'Lend Me A Tenor' is an all-out farce punctuated by mistaken identities, physical comedy, and slamming doors
Kirkwood Theatre Guild's production of Tony-award winning playwright Ken Ludwig's Lend Me a Tenor is a madcap, high-spirited farce that's filled with one-liners, double entendres, mixed up characters, and a multitude of fast-paced physical hi-jinks. Nancy Crouse directs the capable cast through the show's constant parade of comic maneuvers; with the funniest bits executed with flair and finesse by Todd Macali as the overworked and under-appreciated Max.

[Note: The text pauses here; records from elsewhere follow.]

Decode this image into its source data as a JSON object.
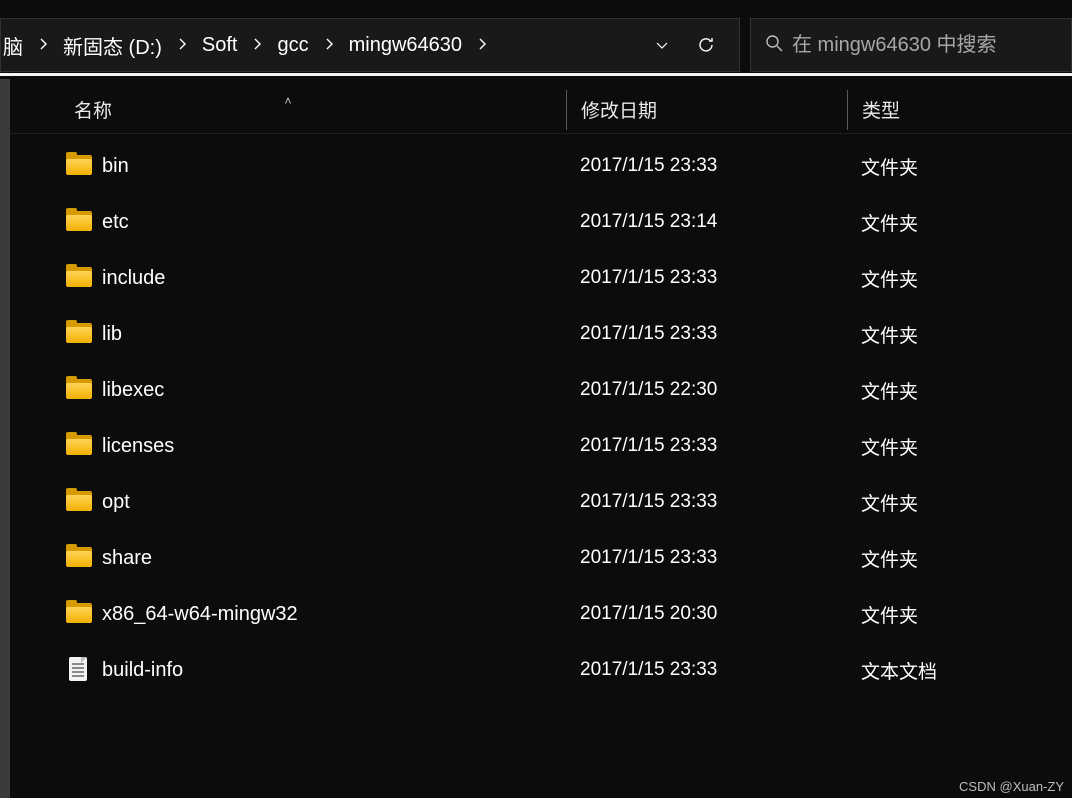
{
  "breadcrumbs": [
    {
      "label": "脑"
    },
    {
      "label": "新固态 (D:)"
    },
    {
      "label": "Soft"
    },
    {
      "label": "gcc"
    },
    {
      "label": "mingw64630"
    }
  ],
  "search": {
    "placeholder": "在 mingw64630 中搜索"
  },
  "columns": {
    "name": "名称",
    "date": "修改日期",
    "type": "类型"
  },
  "sort_indicator": "˄",
  "items": [
    {
      "icon": "folder",
      "name": "bin",
      "date": "2017/1/15 23:33",
      "type": "文件夹"
    },
    {
      "icon": "folder",
      "name": "etc",
      "date": "2017/1/15 23:14",
      "type": "文件夹"
    },
    {
      "icon": "folder",
      "name": "include",
      "date": "2017/1/15 23:33",
      "type": "文件夹"
    },
    {
      "icon": "folder",
      "name": "lib",
      "date": "2017/1/15 23:33",
      "type": "文件夹"
    },
    {
      "icon": "folder",
      "name": "libexec",
      "date": "2017/1/15 22:30",
      "type": "文件夹"
    },
    {
      "icon": "folder",
      "name": "licenses",
      "date": "2017/1/15 23:33",
      "type": "文件夹"
    },
    {
      "icon": "folder",
      "name": "opt",
      "date": "2017/1/15 23:33",
      "type": "文件夹"
    },
    {
      "icon": "folder",
      "name": "share",
      "date": "2017/1/15 23:33",
      "type": "文件夹"
    },
    {
      "icon": "folder",
      "name": "x86_64-w64-mingw32",
      "date": "2017/1/15 20:30",
      "type": "文件夹"
    },
    {
      "icon": "text",
      "name": "build-info",
      "date": "2017/1/15 23:33",
      "type": "文本文档"
    }
  ],
  "watermark": "CSDN @Xuan-ZY"
}
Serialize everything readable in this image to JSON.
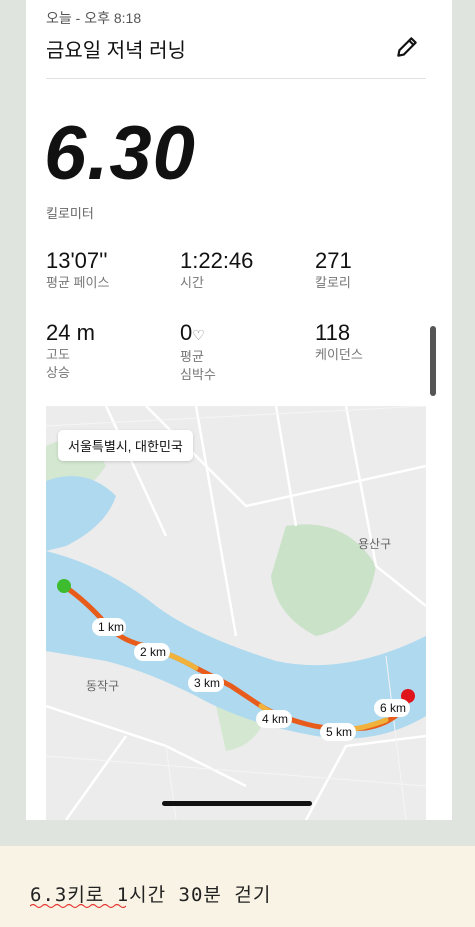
{
  "header": {
    "time": "오늘 - 오후 8:18",
    "title": "금요일 저녁 러닝",
    "edit_icon": "pencil-icon"
  },
  "distance": {
    "value": "6.30",
    "unit": "킬로미터"
  },
  "stats": {
    "pace": {
      "value": "13'07''",
      "label": "평균 페이스"
    },
    "time": {
      "value": "1:22:46",
      "label": "시간"
    },
    "calories": {
      "value": "271",
      "label": "칼로리"
    },
    "elevation": {
      "value": "24 m",
      "label": "고도\n상승"
    },
    "heart_rate": {
      "value": "0",
      "label": "평균\n심박수",
      "icon": "heart-icon"
    },
    "cadence": {
      "value": "118",
      "label": "케이던스"
    }
  },
  "map": {
    "location": "서울특별시, 대한민국",
    "district_labels": {
      "yongsan": "용산구",
      "dongjak": "동작구"
    },
    "km_markers": [
      "1 km",
      "2 km",
      "3 km",
      "4 km",
      "5 km",
      "6 km"
    ],
    "colors": {
      "water": "#aed9ef",
      "land": "#ececec",
      "park": "#c9e2c8",
      "start": "#3cbc2e",
      "end": "#e0141b"
    }
  },
  "note": {
    "text": "6.3키로 1시간 30분 걷기"
  }
}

Max is in love with Maggie, the daughter of Saunders, who is the producer of the Cleveland Opera. To build up their ticket sales and national prominence, the opera has hired a world-renowned tenor to sing the lead role of 'Otello' in their local production. The tenor, Tito, arrives hours late, exhausted, and in the company of his very jealous wife Maria. Tito and Maria squabble and Tito sarcastically declares he has a woman in his closet without knowing that Maggie has hidden there in hopes of meeting her favorite singer. Tito decides to take a nap before the performance, aided by an oversized helping of pills intended to relax him, and Maria takes off in a huff after leaving Tito a cryptic note. Max can't wake Tito up, but the show must go on!
The story is funny and the antics of the ensemble are thoroughly and comically engaging. Naturally, the audience can see all the mix-ups and where story threads are getting crossed, which only adds to the sense of fun in the often laugh out loud and silly show. An effective stage design by Crouse, enhanced by an abundance of doors and the absence of the wall separating the bedroom from the rest of the suite (except the door and its frame), enables an almost constant flow of action, a point reinforced during the mostly silent and quite charming curtain call.
Macali is simply captivating as Max, and always at the center of the quickly changing plot. He is pliable, flexible, and willing to throw himself around in inventive and comic ways that keep the laughs rolling. He's also a bit nebbish and lacking in confidence, ensuring he's taken for granted by those who need him most. Melody Van Quinn, as Maggie, and Tim Callahan, as Tito, are perfect foils to Macali's comic excess, with sharp reactions and witty subplots of their own. Van Quinn longs for enchantment and fairy tale special effects in her romance. Callahan is a man of many appetites, who nonetheless loves his wife as passionately as he fights with her.
Scott De Broux is pompous and anxious as Saunders, pacing nervously and making feeble attempts to hide his concern from the opera's board chairman Julie, a pretentious and surprisingly bawdy Annie Bayer. Kathryn Kent plays the opera's leading lady, Diana, with steely determination and a seductive flair, while Annalise Webb is comically bold and fiery from her well-heeled shoes and stylish dress to the top of her lungs. Finally, Isaac Weaver delights as the Bellhop, with stylized mannerisms and a surprisingly mellifluous voice.
The show is well directed by Crouse, who uses the entrances and exits to humorously boost the thin plot. Unfortunately, the show employs black face as a major plot device. While pertinent to the story, which relies heavily on a character switch wherein Max disguises himself as Tito in an effort to ensure that the show goes on, its use is strongly questioned in 2017. Though operatic performances of 'Otello' have traditionally employed white men in blackface, it feels unfortunate that Kirkwood Theatre Guild couldn't have found a different way, such as a mask, to effectively communicate the ruse. Or perhaps they could have chosen a different play to feature the considerable comic abilities of the talented cast.
Filled with over-the-top shenanigans and non-stop energy, Lend Me a Tenor, running through November 12, 2017 is a funny, satisfying romantic comedy with a problematic plot twist. The majority of the show is well-constructed and written, with clever twists and turns that a community theater cast can readily mine for comic gold. The Kirkwood Theatre Guild production features a spectacular performance by Macali and solid support from the agile and humorous cast.